A large portion of the world’s population is multilingual. This trend is reflected in the
population with communication disorders, and therefore in people with complex
communication needs (CCN). People with CCN may need alternative and
augmentative communication (AAC) systems to facilitate their participation in daily life.
These systems are often related to the language of the person’s community.

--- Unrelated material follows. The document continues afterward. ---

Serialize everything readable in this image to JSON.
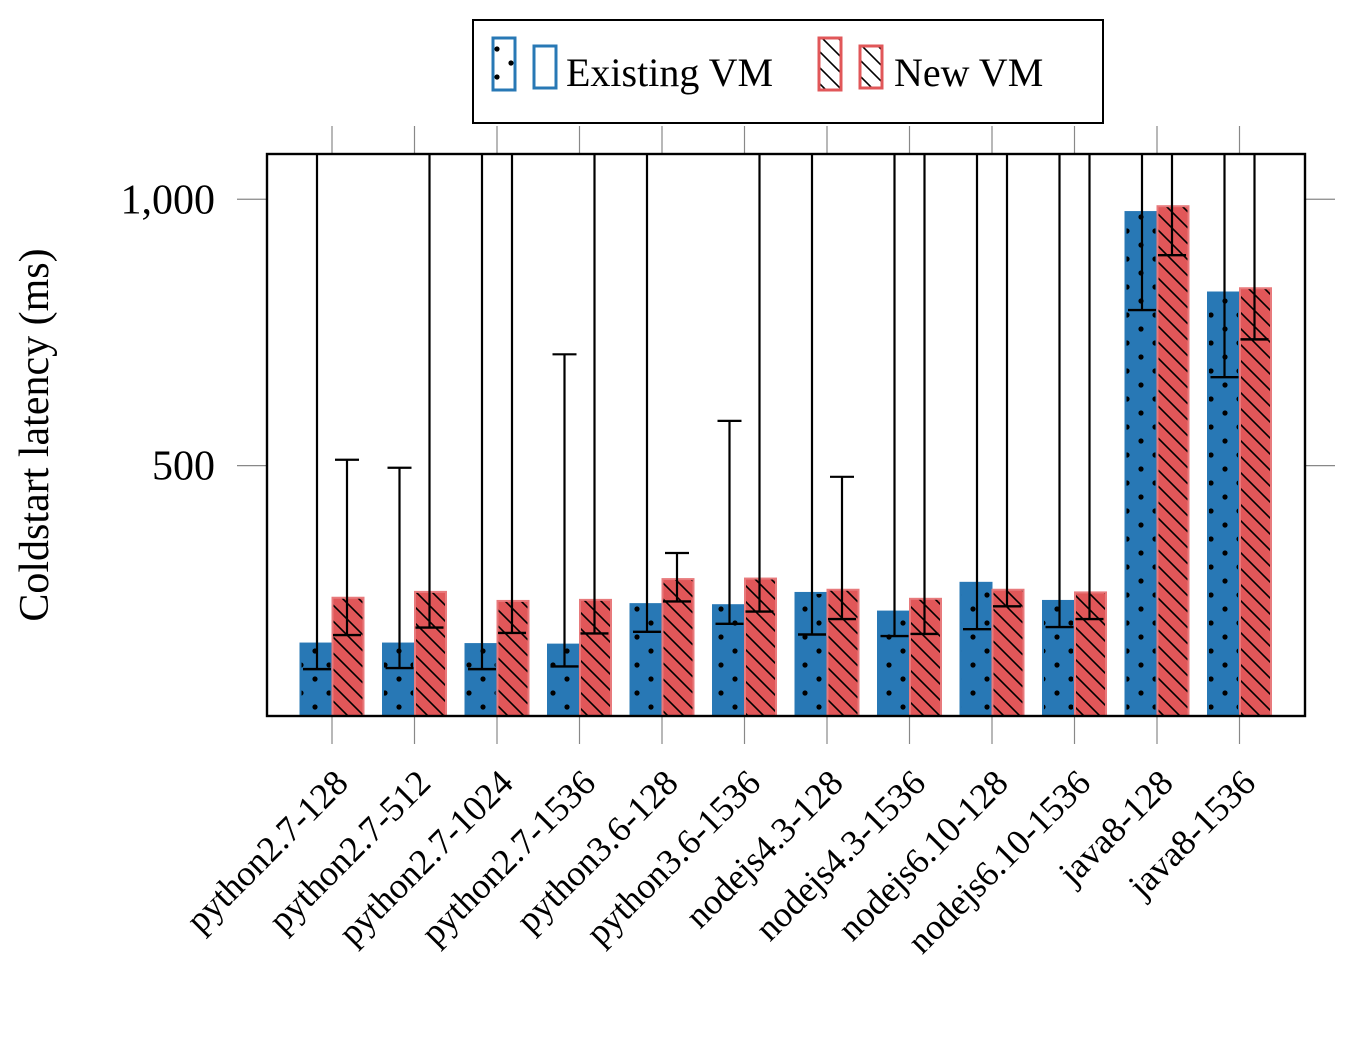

Yet, if this
person lives in a multilingual community, little current research is available to guide the
design of AAC systems that give access to expression in more than one language.
This pilot study aimed to determine the ability of typically developing Afrikaans-English
bilingual children, between the ages of 4;6 (years;months) and 6;11, to label Picture
Communication Symbols (PCS) in both these languages when taught with mono
medium (English) versus dual medium (Afrikaans and English) teaching. Four
participants, who spoke Afrikaans and English, were included in the study. A withinsubjects
crossover design was used. Each participant was taught two sets of symbols,
one using mono medium and one dual medium teaching. Treatments were
counterbalanced for order and set. Results tentatively showed that the teaching
method was successful, with participants being able to label most symbols in English
when taught in either mono (English) or dual medium. Participants were also able to
label symbols in Afrikaans when taught the symbols by dual medium teaching. Some
participants were spontaneously able to translate symbols taught by mono medium
teaching (English) to Afrikaans. This pilot study tentatively suggests that this ability is
dependent on the child’s receptive vocabulary ability in both languages, as well as their
ability to express the concepts depicted by the symbols in both L1 and L2. Future
research is needed with studies that include a larger sample size, to be able to draw
more robust conclusions.
Mini Dissertation (M(AAC))--University of Pretoria, 2017.